AUD/USD and NZD/USD Fundamental Daily Forecast – Traders May Be Pricing in Dovish RBA Statement

The pressure should remain on both the Aussie and Kiwi throughout the session in today’s data starved session. Both are being driven lower by the upbeat U.S. data from Friday, with additional selling being fueled by the dovish outlook for the RBA and the potentially bearish chart pattern by the Kiwi.·FX Empire
In this article:

The Australian and New Zealand Dollars are under pressure on Monday, continuing the sell-off that began on Friday with the release of stronger-than-expected U.S. Non-Farm Payrolls and factory activity data. Traders are saying, however, that the Federal Reserve’s monetary policy outlook and thinned holiday trading in Asia may be limiting losses.

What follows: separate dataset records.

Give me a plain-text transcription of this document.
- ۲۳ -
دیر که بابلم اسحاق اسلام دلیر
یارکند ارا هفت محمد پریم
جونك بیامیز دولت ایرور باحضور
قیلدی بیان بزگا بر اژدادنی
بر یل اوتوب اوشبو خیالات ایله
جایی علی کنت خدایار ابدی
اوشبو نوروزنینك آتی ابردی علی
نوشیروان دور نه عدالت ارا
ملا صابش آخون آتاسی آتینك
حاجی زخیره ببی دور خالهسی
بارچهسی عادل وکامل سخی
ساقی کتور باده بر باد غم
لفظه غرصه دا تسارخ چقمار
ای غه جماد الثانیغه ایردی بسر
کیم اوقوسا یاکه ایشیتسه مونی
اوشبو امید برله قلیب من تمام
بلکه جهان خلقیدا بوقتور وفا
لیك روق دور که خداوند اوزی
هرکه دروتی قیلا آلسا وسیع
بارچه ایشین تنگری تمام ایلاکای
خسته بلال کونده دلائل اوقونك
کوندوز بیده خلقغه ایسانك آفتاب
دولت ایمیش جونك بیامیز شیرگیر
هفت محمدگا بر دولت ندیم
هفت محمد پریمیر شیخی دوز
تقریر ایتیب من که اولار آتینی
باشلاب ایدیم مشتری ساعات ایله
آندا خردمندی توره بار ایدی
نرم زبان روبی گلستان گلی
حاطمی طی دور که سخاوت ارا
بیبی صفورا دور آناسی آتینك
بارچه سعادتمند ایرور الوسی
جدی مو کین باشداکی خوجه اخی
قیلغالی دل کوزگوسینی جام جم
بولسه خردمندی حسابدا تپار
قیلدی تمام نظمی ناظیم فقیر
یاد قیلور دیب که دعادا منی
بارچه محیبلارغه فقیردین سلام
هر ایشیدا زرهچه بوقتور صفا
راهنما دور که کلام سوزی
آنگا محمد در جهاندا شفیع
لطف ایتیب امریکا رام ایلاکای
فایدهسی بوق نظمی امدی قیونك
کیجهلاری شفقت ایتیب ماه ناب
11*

At 09:56 GMT, the AUD/USD is trading .7230, down 0.0017 or -0.23% and the NZD/USD is at .6892, down 0.0001 or -0.02%.

To recap, jobs data on Friday showed that the U.S. economy created 304,000 jobs in January, the highest in 11 months, and above street estimates, although December’s strong figure was revised lower to 222,000. The unemployment rate increased slightly to 4.0% and average hourly earnings were marginally higher at 0.1%, below the forecast.

One reason for the selling pressure is that traders are shrugging their shoulders to concerns of a slowdown in the U.S. economy. This is leading investors to trim expectations the Fed would need to cut interest rates to support the economy later this year.

Higher Treasury yields are also making the U.S. Dollar a more attractive investment with the benchmark 10-year U.S. Treasury yield rising to 2.69 percent from a four-week low at 2.619, hit earlier last week.

Low volume may also be behind the long liquidation with China’s financial markets closed all week for the Lunar New Year holiday. Other Asian markets are also closed at different times of the week.

Australian News Dominates

The Aussie was also pressured by the release of weaker-than-expected buildings approvals data. The report came in at minus 8.4% and the previous month was revised downward to 9.8%. Traders were looking for a 2.1% increase.

ANZ Job Advertisements came in at minus 1.7%. December’s figures was also revised lower to minus 0.7%.

Traders are now gearing up for reports on Australian Retail Sales and Trade Balance. Afterwards, the Reserve Bank of Australia will release its interest rate and monetary policy decisions. The RBA is widely expected to keep its benchmark rate steady. The consensus says weakening economic data means the central bank should keep monetary policy accommodative.

According to CNBC, futures data imply around 50-50 chance the RBA will cut the 1.5 percent cash rate by the end of the year, despite its repeated assertions that the next move will be up.

Daily Forecast

The pressure should remain on both the Aussie and Kiwi throughout the session in today’s data starved session. Both are being driven lower by the upbeat U.S. data from Friday, with additional selling being fueled by the dovish outlook for the RBA and the potentially bearish chart pattern by the Kiwi.

Generally speaking, investors are pricing in the possibility the RBA tempers its recent optimistic outlook for the economy due to changing fundamentals, particularly the impact of the on-going trade dispute between the U.S. and China.